Notes:
1.
Where to place the WS & AP?
The Access Points need not be directly
connected to the Switch to be managed by it; besides, the wireless switches
need not be directly connected to each other to form a peer network. However, it
is necessary that all the Switches and the Access Points are a part of the same
Local Area Network. In other words, the Wireless Switch can not manage APs
located across a Public Wide Area Network (internet), especially across a NAT
device.
2.
About WPA2 Enterprise Authentication:
The solution also supports
authenticated fast roaming using WPA2 Enterprise authentication in addition to
other mechanisms. But, this is not currently supported by most of the wireless
voice clients which only support WEP. Moreover, the newer versions of Windows
XP Clients do support WPA2 but demonstrating L3 Fast Roaming with Windows
Clients is not recommended to highlight seamless roaming as Windows Clients
are inherently slow in managing hand-offs.
The
Configuration Guide
indicates demonstrating roaming between the APs by
powering down one of the APs thus forcing the clients to “roam” to the second
AP. However, it must be noted that this is really a “
fail-over
” and not really
roaming.
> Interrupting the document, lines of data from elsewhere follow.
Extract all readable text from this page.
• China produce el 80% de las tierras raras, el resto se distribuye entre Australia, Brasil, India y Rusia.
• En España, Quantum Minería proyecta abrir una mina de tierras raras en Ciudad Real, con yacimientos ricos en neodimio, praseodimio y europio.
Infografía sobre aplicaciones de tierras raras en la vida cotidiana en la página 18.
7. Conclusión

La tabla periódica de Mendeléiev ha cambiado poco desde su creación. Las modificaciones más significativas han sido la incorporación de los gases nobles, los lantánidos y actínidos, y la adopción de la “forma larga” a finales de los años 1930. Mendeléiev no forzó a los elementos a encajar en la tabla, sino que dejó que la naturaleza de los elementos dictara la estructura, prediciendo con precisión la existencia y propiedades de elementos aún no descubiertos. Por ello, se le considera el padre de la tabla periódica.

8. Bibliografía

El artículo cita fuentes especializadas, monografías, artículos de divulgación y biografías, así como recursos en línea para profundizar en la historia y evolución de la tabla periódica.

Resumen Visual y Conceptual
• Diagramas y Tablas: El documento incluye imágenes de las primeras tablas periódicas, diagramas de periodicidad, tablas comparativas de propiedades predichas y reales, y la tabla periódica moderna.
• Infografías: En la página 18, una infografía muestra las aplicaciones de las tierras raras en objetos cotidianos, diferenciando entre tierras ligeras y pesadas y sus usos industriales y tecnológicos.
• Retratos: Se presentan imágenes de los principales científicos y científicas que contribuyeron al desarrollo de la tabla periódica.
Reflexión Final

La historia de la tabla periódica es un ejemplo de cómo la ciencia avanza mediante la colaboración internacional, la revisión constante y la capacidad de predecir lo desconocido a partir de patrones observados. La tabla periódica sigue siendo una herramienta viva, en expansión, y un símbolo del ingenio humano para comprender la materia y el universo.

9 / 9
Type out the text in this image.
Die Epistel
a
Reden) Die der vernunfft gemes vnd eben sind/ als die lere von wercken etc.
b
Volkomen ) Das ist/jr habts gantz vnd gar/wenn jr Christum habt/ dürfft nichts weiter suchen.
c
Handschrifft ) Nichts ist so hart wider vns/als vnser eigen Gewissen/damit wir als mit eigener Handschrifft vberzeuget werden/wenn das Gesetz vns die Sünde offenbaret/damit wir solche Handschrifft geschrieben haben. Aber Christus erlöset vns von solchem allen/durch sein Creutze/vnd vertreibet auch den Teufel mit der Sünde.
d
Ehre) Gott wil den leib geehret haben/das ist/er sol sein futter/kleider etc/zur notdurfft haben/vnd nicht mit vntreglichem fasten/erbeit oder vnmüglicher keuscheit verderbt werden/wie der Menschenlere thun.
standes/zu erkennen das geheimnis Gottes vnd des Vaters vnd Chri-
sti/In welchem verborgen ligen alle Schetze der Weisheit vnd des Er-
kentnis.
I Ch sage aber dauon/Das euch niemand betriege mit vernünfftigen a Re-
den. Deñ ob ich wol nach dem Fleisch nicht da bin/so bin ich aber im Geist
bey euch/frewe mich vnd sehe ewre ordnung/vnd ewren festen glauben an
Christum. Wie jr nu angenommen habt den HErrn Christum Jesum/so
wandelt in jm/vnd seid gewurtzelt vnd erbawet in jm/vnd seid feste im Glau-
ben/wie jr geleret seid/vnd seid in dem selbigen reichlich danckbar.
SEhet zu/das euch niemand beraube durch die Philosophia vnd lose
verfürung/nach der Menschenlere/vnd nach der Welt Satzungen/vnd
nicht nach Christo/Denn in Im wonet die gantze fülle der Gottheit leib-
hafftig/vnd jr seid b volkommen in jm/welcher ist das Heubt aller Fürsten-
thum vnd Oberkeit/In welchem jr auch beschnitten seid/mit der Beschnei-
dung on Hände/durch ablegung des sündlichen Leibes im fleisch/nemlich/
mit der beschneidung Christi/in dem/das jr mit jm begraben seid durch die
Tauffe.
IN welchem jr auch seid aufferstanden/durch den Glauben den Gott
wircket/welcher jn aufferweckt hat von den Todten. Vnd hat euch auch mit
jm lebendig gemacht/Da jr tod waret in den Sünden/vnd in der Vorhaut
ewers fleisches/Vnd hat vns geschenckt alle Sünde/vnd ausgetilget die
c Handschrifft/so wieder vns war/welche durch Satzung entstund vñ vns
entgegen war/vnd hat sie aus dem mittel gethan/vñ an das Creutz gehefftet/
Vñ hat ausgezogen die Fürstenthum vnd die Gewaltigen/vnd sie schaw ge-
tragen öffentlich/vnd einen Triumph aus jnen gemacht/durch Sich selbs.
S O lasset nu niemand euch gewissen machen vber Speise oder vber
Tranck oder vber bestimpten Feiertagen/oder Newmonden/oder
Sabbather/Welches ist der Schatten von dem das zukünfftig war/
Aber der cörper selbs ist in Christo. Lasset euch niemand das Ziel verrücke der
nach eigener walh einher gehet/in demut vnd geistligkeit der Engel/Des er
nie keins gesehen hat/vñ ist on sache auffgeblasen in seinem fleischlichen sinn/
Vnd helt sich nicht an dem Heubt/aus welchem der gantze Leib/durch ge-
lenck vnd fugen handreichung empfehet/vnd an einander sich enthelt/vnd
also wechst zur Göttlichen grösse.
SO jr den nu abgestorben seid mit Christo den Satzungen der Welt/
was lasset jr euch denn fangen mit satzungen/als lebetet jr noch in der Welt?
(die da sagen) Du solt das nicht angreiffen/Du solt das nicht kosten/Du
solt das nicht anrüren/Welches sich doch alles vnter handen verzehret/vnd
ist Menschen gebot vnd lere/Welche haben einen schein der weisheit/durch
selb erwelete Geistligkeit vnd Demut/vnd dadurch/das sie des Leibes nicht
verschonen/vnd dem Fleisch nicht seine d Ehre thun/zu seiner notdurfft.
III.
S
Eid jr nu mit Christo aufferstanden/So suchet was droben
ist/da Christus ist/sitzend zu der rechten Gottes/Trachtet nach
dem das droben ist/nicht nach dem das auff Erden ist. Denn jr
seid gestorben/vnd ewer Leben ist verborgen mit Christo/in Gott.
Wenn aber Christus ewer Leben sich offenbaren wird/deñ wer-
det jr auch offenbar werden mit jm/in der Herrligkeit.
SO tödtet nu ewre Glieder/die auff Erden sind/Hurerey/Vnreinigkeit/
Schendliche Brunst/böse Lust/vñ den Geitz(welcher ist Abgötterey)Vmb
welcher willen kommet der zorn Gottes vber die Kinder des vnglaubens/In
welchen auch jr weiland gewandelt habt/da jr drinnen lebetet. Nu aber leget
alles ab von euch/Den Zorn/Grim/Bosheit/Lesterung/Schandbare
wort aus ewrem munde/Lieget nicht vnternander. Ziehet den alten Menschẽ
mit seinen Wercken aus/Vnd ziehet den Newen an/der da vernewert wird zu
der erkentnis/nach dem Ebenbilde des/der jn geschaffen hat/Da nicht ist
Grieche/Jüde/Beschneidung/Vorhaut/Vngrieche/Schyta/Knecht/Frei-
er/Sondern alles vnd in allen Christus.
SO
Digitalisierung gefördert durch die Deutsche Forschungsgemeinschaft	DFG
In particular, when using WPA2 Enterprise for authentication, when an
AP is powered down and brought back again, it loses the dynamic key
information previously received from the switch causing the client who roams to
that switch to re-authenticate itself from the Radius server. Although, none of
these induced delays are more than a few milli-seconds and users would only
see the loss of one ping, it must be pointed out that in real roaming under these
delays would not exist. In the lab testing, we have recorded clients roaming with
a hand-off time of 23 milli-seconds which is too quick to be noticed by a user.